SNOBOL Pattern-Matching In Java

The SNOBOL language was developed at Bell Labs in the 1960's. Its statement syntax, though unique, is based on labels, and GOTO's, which is something best left in the 60's.

Its pattern-matching capabilities, on the other hand, surpass the Regular Expressions, used for pattern-matching in modern languages, and are a lot more programmer-friendly than regular expressions.

This ability of the SNOBOL language is best illustrated by the fact that the artificial-intelligence program (Heuristic Analysis of Language), available from this web-site, in its first, simpler version, was implemented using the SNOBOL language, and its source-code was only a page and a half long!

Being accustomed to SNOBOL pattern-matching, and then having to use Java regular-expressions to do pattern-matching, the task seemed needlessly difficult.

Wouldn't it be nice, I thought, if I could have the full generality of SNOBOL pattern-matching within an object-oriented, Java application?

Having already created the compiler (developed to accomplish earlier tasks), I began to seriously consider making this possible, and in 2005, adapted not only the compiler, but developed the pattern-matching code, and even an Integrated Development Environment (IDE) for coding and testing SNOBOL patterns.

That IDE also generates the Java source-code statements for putting it into a Java program.

I demonstrated this software (which I call JSnobolApp) when I worked for Intermountain HealthCare, and after that, the software languished for several years.

Now that I am making software I developed available on the Internet, I took this project up again at the end of 2015. The result of that more recent work appears on this web-site.

What Is JSnobol

The heart of JSnobol is a class named “JSnobol”, which contains the vast majority of the code.

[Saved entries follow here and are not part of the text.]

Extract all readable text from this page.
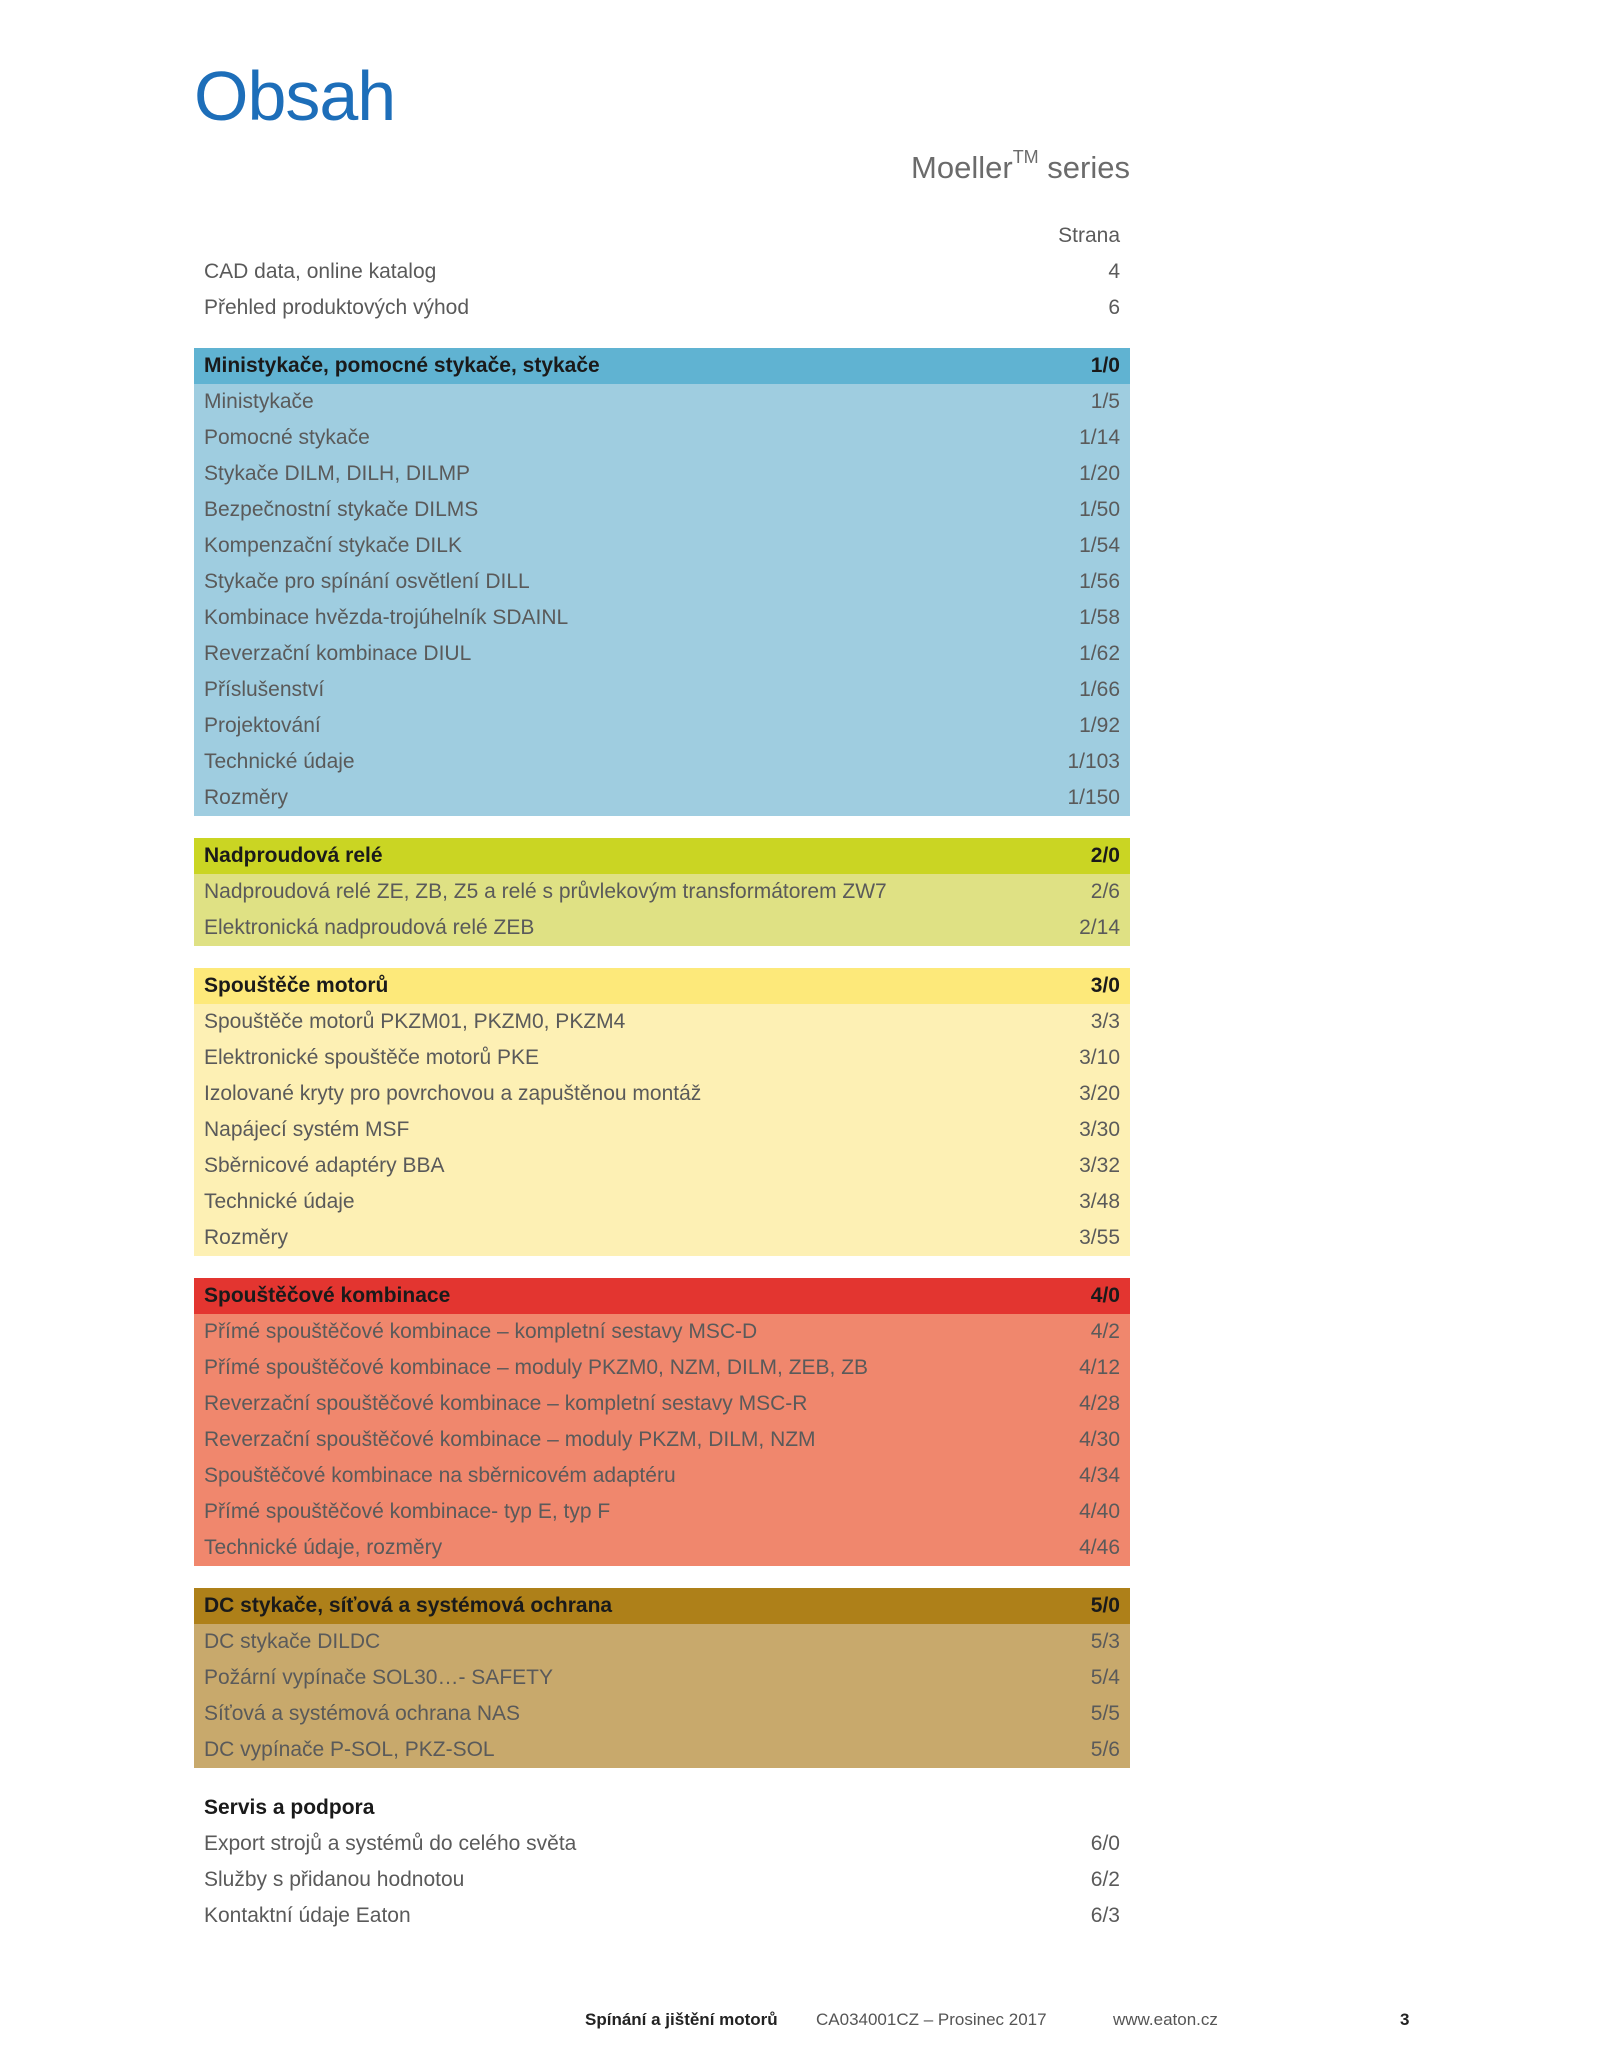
Obsah
Moeller™ series
Strana
CAD data, online katalog	4
Přehled produktových výhod	6
Ministykače, pomocné stykače, stykače	1/0
Ministykače	1/5
Pomocné stykače	1/14
Stykače DILM, DILH, DILMP	1/20
Bezpečnostní stykače DILMS	1/50
Kompenzační stykače DILK	1/54
Stykače pro spínání osvětlení DILL	1/56
Kombinace hvězda-trojúhelník SDAINL	1/58
Reverzační kombinace DIUL	1/62
Příslušenství	1/66
Projektování	1/92
Technické údaje	1/103
Rozměry	1/150
Nadproudová relé	2/0
Nadproudová relé ZE, ZB, Z5 a relé s průvlekovým transformátorem ZW7	2/6
Elektronická nadproudová relé ZEB	2/14
Spouštěče motorů	3/0
Spouštěče motorů PKZM01, PKZM0, PKZM4	3/3
Elektronické spouštěče motorů PKE	3/10
Izolované kryty pro povrchovou a zapuštěnou montáž	3/20
Napájecí systém MSF	3/30
Sběrnicové adaptéry BBA	3/32
Technické údaje	3/48
Rozměry	3/55
Spouštěčové kombinace	4/0
Přímé spouštěčové kombinace – kompletní sestavy MSC-D	4/2
Přímé spouštěčové kombinace – moduly PKZM0, NZM, DILM, ZEB, ZB	4/12
Reverzační spouštěčové kombinace – kompletní sestavy MSC-R	4/28
Reverzační spouštěčové kombinace – moduly PKZM, DILM, NZM	4/30
Spouštěčové kombinace na sběrnicovém adaptéru	4/34
Přímé spouštěčové kombinace- typ E, typ F	4/40
Technické údaje, rozměry	4/46
DC stykače, síťová a systémová ochrana	5/0
DC stykače DILDC	5/3
Požární vypínače SOL30…- SAFETY	5/4
Síťová a systémová ochrana NAS	5/5
DC vypínače P-SOL, PKZ-SOL	5/6
Servis a podpora
Export strojů a systémů do celého světa	6/0
Služby s přidanou hodnotou	6/2
Kontaktní údaje Eaton	6/3
Spínání a jištění motorů CA034001CZ – Prosinec 2017	www.eaton.cz	3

It is available in binary-form, as a JAR-file, which can be included into your Java project's build-path.

The full version of the application is available in binary and source-code form (terms negotiated), by sending an e-mail to:

aere@aeresrealm.com

The JSnobol class was created using information from my manual I used in college:

The Snobol4 Programming Language, by R.E. Griswold, J.F. Poage, and I.P. Polonsky, printing number 13-815357-4. Mine is not the most recent version existing of that manual.

The manual (a more recent version) is available at the following link:

Snobol 4 Programming Language Manual

Since you need to know something about the JSnobol class in order to develop JSnobol patterns, it is briefly documented here.

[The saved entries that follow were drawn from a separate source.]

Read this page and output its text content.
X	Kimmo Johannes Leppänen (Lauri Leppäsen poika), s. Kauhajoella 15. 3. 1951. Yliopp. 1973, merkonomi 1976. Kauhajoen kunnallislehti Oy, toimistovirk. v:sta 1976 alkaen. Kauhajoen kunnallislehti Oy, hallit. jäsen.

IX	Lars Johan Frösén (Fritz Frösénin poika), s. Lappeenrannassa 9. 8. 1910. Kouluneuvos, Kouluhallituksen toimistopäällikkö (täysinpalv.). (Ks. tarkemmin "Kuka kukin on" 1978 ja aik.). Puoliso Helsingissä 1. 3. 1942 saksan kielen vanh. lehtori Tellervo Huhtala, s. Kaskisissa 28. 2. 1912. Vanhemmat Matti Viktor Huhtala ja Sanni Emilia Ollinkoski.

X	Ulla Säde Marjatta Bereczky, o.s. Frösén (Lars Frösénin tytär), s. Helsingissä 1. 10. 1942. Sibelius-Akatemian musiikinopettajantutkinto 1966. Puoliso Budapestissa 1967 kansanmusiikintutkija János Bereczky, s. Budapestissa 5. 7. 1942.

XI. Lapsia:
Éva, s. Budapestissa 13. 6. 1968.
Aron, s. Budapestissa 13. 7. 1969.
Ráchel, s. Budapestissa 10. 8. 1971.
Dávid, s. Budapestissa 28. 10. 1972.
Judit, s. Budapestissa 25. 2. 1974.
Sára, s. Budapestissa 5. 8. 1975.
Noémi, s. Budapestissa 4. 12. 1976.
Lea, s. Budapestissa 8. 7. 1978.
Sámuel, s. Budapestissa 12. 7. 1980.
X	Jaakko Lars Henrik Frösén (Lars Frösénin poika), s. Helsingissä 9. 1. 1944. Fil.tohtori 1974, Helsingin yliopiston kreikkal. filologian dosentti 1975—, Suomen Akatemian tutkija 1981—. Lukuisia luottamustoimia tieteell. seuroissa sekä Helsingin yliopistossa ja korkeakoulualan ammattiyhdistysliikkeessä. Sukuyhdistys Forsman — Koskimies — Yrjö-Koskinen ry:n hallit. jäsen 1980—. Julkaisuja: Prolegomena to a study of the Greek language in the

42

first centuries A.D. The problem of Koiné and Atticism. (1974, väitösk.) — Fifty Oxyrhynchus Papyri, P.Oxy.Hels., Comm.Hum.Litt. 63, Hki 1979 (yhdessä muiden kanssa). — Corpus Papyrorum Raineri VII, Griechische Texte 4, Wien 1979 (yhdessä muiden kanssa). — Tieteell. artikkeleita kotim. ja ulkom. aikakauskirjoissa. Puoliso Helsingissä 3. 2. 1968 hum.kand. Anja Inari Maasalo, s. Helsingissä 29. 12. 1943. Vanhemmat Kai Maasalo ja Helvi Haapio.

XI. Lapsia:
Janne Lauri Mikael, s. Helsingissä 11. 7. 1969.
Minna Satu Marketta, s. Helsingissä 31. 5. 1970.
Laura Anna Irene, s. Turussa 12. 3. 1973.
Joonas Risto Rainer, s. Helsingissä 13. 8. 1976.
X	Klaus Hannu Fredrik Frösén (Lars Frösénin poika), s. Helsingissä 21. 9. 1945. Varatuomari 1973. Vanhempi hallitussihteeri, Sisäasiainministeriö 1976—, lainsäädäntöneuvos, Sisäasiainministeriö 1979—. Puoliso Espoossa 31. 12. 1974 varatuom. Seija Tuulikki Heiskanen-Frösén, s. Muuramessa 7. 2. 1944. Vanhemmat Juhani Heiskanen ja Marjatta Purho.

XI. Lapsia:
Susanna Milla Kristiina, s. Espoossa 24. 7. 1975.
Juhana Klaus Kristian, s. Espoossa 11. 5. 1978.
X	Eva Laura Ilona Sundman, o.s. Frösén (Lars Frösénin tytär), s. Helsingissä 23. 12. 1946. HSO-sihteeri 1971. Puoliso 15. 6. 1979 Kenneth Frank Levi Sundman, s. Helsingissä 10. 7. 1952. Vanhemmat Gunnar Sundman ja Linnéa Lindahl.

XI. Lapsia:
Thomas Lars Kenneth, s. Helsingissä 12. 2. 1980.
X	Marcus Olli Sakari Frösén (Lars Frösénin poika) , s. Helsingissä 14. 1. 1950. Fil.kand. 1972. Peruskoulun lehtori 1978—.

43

You define (and compile) SNOBOL patterns, by calling JSnobol's setPattern(name, patternText) method.

Before pattern matching begins, you can (optionally) set variables used during pattern-match by calling JSnobol's setVariable(name, value) method.

To perform pattern matching, you call either JSnobol's match(stringToMatch, patternName) method (for normal pattern-matching), or its match(stringBufferToMatch, patternName, replacementString) method for match-and-replace pattern-matching.

After pattern-matching, variables assigned during pattern-match may be queried by calls to JSnobol's getVariable(name) method.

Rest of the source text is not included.